- Location of Springfield Township in Franklin County
- Coordinates: 39°25′44″N 84°52′15″W﻿ / ﻿39.42889°N 84.87083°W
- Country: United States
- State: Indiana
- County: Franklin

Government
- • Type: Indiana township

Area
- • Total: 35.62 sq mi (92.3 km^{2})
- • Land: 35.57 sq mi (92.1 km^{2})
- • Water: 0.06 sq mi (0.16 km^{2})
- Elevation: 1,007 ft (307 m)

Population (2020)
- • Total: 1,120
- • Density: 31.5/sq mi (12.2/km^{2})
- FIPS code: 18-72134
- GNIS feature ID: 453865

= Springfield Township, Franklin County, Indiana =

Springfield Township is one of thirteen townships in Franklin County, Indiana. As of the 2020 census, its population was 1,120, slightly down from 1,156 at 2010.

Historical population
| Census | Pop. | Note | %± |
| 1890 | 1,224 |  | — |
| 1900 | 1,130 |  | −7.7% |
| 1910 | 1,118 |  | −1.1% |
| 1920 | 1,050 |  | −6.1% |
| 1930 | 1,052 |  | 0.2% |
| 1940 | 979 |  | −6.9% |
| 1950 | 951 |  | −2.9% |
| 1960 | 932 |  | −2.0% |
| 1970 | 877 |  | −5.9% |
| 1980 | 952 |  | 8.6% |
| 1990 | 1,078 |  | 13.2% |
| 2000 | 1,178 |  | 9.3% |
| 2010 | 1,156 |  | −1.9% |
| 2020 | 1,120 |  | −3.1% |
Source: US Decennial Census

==History==
Springfield Township was established in 1817. The origin of the name is unclear. Some hold it was named for a large spring where a blockhouse was to be built, while others believe it was named for a town in the East where the first settlers originated.

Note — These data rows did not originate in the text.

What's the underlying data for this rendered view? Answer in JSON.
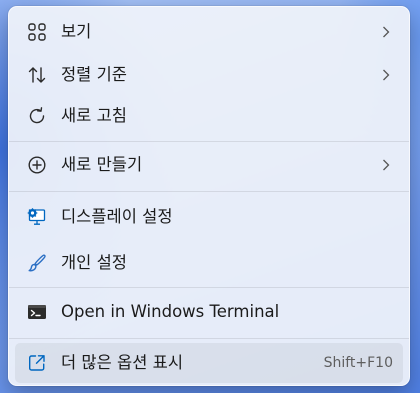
{
  "context_menu": {
    "items": [
      {
        "label": "보기",
        "icon": "grid-view-icon",
        "submenu": true
      },
      {
        "label": "정렬 기준",
        "icon": "sort-arrows-icon",
        "submenu": true
      },
      {
        "label": "새로 고침",
        "icon": "refresh-icon",
        "submenu": false
      },
      {
        "label": "새로 만들기",
        "icon": "add-circle-icon",
        "submenu": true
      },
      {
        "label": "디스플레이 설정",
        "icon": "display-settings-icon",
        "submenu": false
      },
      {
        "label": "개인 설정",
        "icon": "brush-icon",
        "submenu": false
      },
      {
        "label": "Open in Windows Terminal",
        "icon": "terminal-icon",
        "submenu": false
      },
      {
        "label": "더 많은 옵션 표시",
        "icon": "open-external-icon",
        "submenu": false,
        "shortcut": "Shift+F10"
      }
    ]
  },
  "colors": {
    "menu_background": "#f0f3fa",
    "text": "#1b1b1b",
    "shortcut_text": "#5e5e5e",
    "accent_blue": "#0067c0"
  }
}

The Joseph Shafer Farm was listed on the National Register of Historic Places in 1982.

==Geography==
According to the 2010 census, the township has a total area of 35.62 sqmi, of which 35.57 sqmi (or 99.86%) is land and 0.06 sqmi (or 0.17%) is water.

===Cities and towns===
- Mount Carmel

===Unincorporated towns===
- Palestine
- Peoria
- Raymond
- Scipio
(This list is based on USGS data and may include former settlements.)

===Major highways===
- Indiana State Road 252

===Cemeteries===
The township contains five cemeteries: Asbury, Big Cedar Grove, Conn, James, Mount Carmel and Springfield.